The top five destinations including all transportation modes are Mexico, which is supplied by truck and rail, and Haiti, Japan, Venezuela, and Honduras. Since the North American Free Trade Agreement was enacted, Mexico has become the top destination for US rice, accounting for 20 percent of total US export volume.
Gulf ports handle large volumes of bulk shipments of “rough” rice that is milled and bagged in destination countries, along with bagged and palletized breakbulk shipments. The Port of Lake Charles, Louisiana, for decades a leading port for regionally produced bagged rice, in 2015 opened a grain elevator that IFG Export operates for bulk rice and other grains.
Arkansas produces approximately half of all US-grown rice. California is a distant second with about 20 percent, followed by Louisiana, Mississippi, Texas, and Missouri. Most of California’s production is medium-grain rice, popular in Asia. The other states rely more heavily on US markets, and have a larger proportion of long-grain rice, which is preferred in the Middle East and Europe.
In addition to the highly anticipated opening of the China market, US rice producers this year resumed exports to Iraq under a bilateral pact. A trade agreement with Colombia has led to an increase in volume to that country. US exporters also report growth in the United Kingdom, where US rice has gained market share in big-box supermarkets, and in the European Union. Iran and Cuba are two once-big US exports markets that now are off-limits to US producers.

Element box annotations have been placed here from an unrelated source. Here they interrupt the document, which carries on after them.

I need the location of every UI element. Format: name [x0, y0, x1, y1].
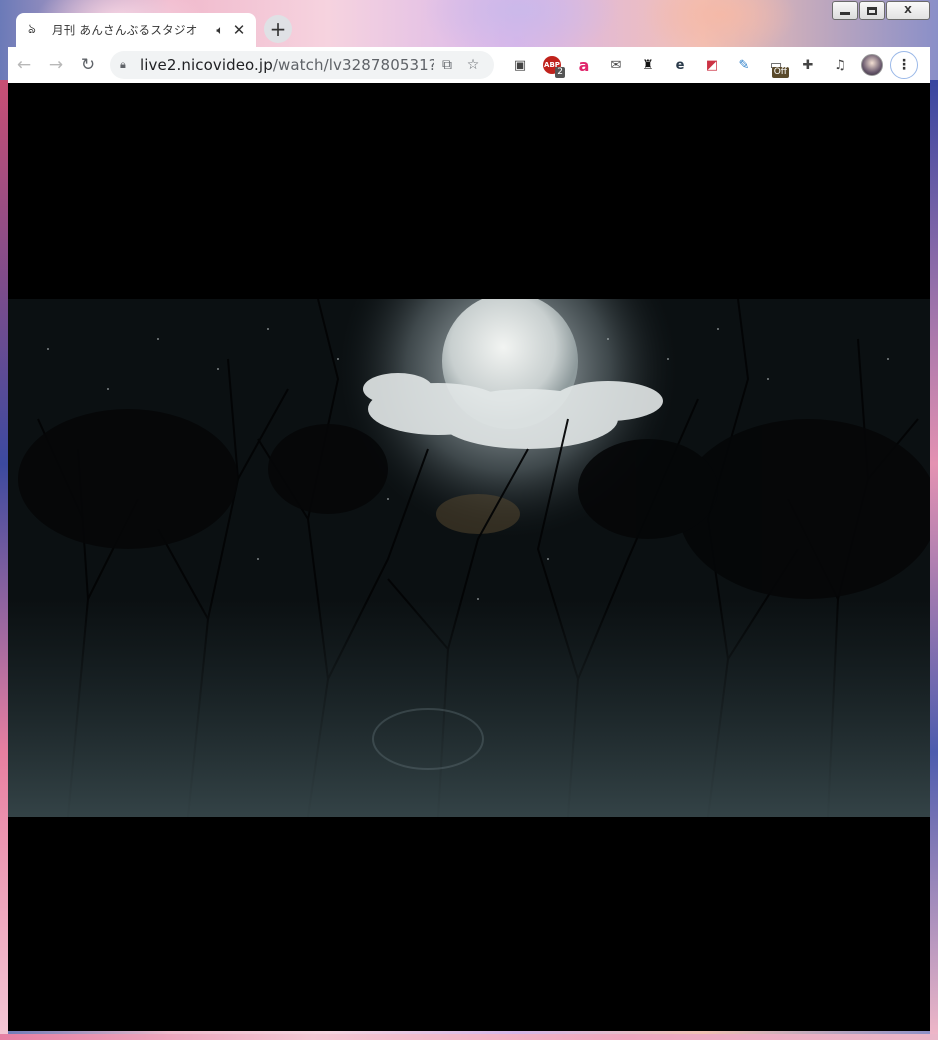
browser-window: X ঌ 月刊 あんさんぶるスタジオ 🔈︎ ✕ + ← → ↻ 🔒︎ live2.… — [6, 0, 932, 1034]
reload-icon: ↻ — [80, 55, 96, 75]
video-scene — [8, 299, 930, 817]
browser-toolbar: ← → ↻ 🔒︎ live2.nicovideo.jp/watch/lv3287… — [8, 47, 930, 83]
ansbl-icon[interactable]: a — [568, 49, 600, 81]
arrow-left-icon: ← — [16, 55, 32, 75]
more-vert-icon: ⋮ — [890, 51, 918, 79]
tab-title: 月刊 あんさんぶるスタジオ — [52, 23, 198, 37]
lock-icon[interactable]: 🔒︎ — [120, 58, 140, 72]
arrow-right-icon: → — [48, 55, 64, 75]
ticket-icon[interactable]: ✉ — [600, 49, 632, 81]
url-text[interactable]: live2.nicovideo.jp/watch/lv328780531?re.… — [140, 56, 434, 74]
toggle-extension-badge: Off — [771, 67, 789, 78]
maximize-icon — [867, 6, 877, 15]
media-queue-icon[interactable]: ♫ — [824, 49, 856, 81]
speaker-icon[interactable]: 🔈︎ — [210, 23, 230, 38]
reload-button[interactable]: ↻ — [72, 49, 104, 81]
background-bottom-edge — [0, 1034, 938, 1040]
back-button[interactable]: ← — [8, 49, 40, 81]
minimize-button[interactable] — [832, 1, 858, 20]
minimize-icon — [840, 11, 850, 15]
url-host: live2.nicovideo.jp — [140, 56, 273, 74]
fog — [8, 599, 930, 817]
address-bar[interactable]: 🔒︎ live2.nicovideo.jp/watch/lv328780531?… — [110, 51, 494, 79]
profile-avatar[interactable] — [856, 49, 888, 81]
browser-tab[interactable]: ঌ 月刊 あんさんぶるスタジオ 🔈︎ ✕ — [16, 13, 256, 47]
chrome-menu-button[interactable]: ⋮ — [888, 49, 920, 81]
toggle-extension-icon[interactable]: ▭ Off — [760, 49, 792, 81]
close-window-button[interactable]: X — [886, 1, 930, 20]
adblock-icon[interactable]: ABP 2 — [536, 49, 568, 81]
feather-icon[interactable]: ✎ — [728, 49, 760, 81]
e-extension-icon[interactable]: e — [664, 49, 696, 81]
adblock-badge: 2 — [555, 67, 565, 78]
tophat-icon[interactable]: ♜ — [632, 49, 664, 81]
star-icon[interactable]: ☆ — [460, 57, 486, 73]
screenshot-icon[interactable]: ◩ — [696, 49, 728, 81]
forward-button[interactable]: → — [40, 49, 72, 81]
maximize-button[interactable] — [859, 1, 885, 20]
extensions-row: ▣ ABP 2 a ✉ ♜ e ◩ ✎ ▭ Off ✚ ♫ ⋮ — [504, 49, 920, 81]
tab-close-icon[interactable]: ✕ — [230, 21, 248, 39]
avatar — [861, 54, 883, 76]
video-player[interactable] — [8, 299, 930, 817]
puzzle-extensions-icon[interactable]: ✚ — [792, 49, 824, 81]
page-content — [8, 83, 930, 1031]
url-path: /watch/lv328780531?re... — [272, 56, 434, 74]
reader-mode-icon[interactable]: ▣ — [504, 49, 536, 81]
moon-reflection — [436, 494, 520, 534]
new-tab-button[interactable]: + — [264, 15, 292, 43]
translate-icon[interactable]: ⧉ — [434, 57, 460, 73]
nico-favicon-icon: ঌ — [28, 21, 36, 37]
window-controls: X — [832, 1, 930, 20]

US rice exporters say they are optimistic about future growth, despite stiff price competition from countries such as India, Thailand, and Vietnam, and import restrictions that protect local rice growers and millers in many countries. US exporters are promoting their increasingly competitive prices and high quality, said Michael Klein, spokesman for the USA Rice Federation, based in Arlington, Virginia.
Sullivan said the US-China rice agreement is “the most intense phytosanitary agreement between two countries that’s ever been in place.” He said he expects Chinese purchasers to be private buyers seeking a premium product, and that “from a food quality and safety standpoint, the US is A-Number One.”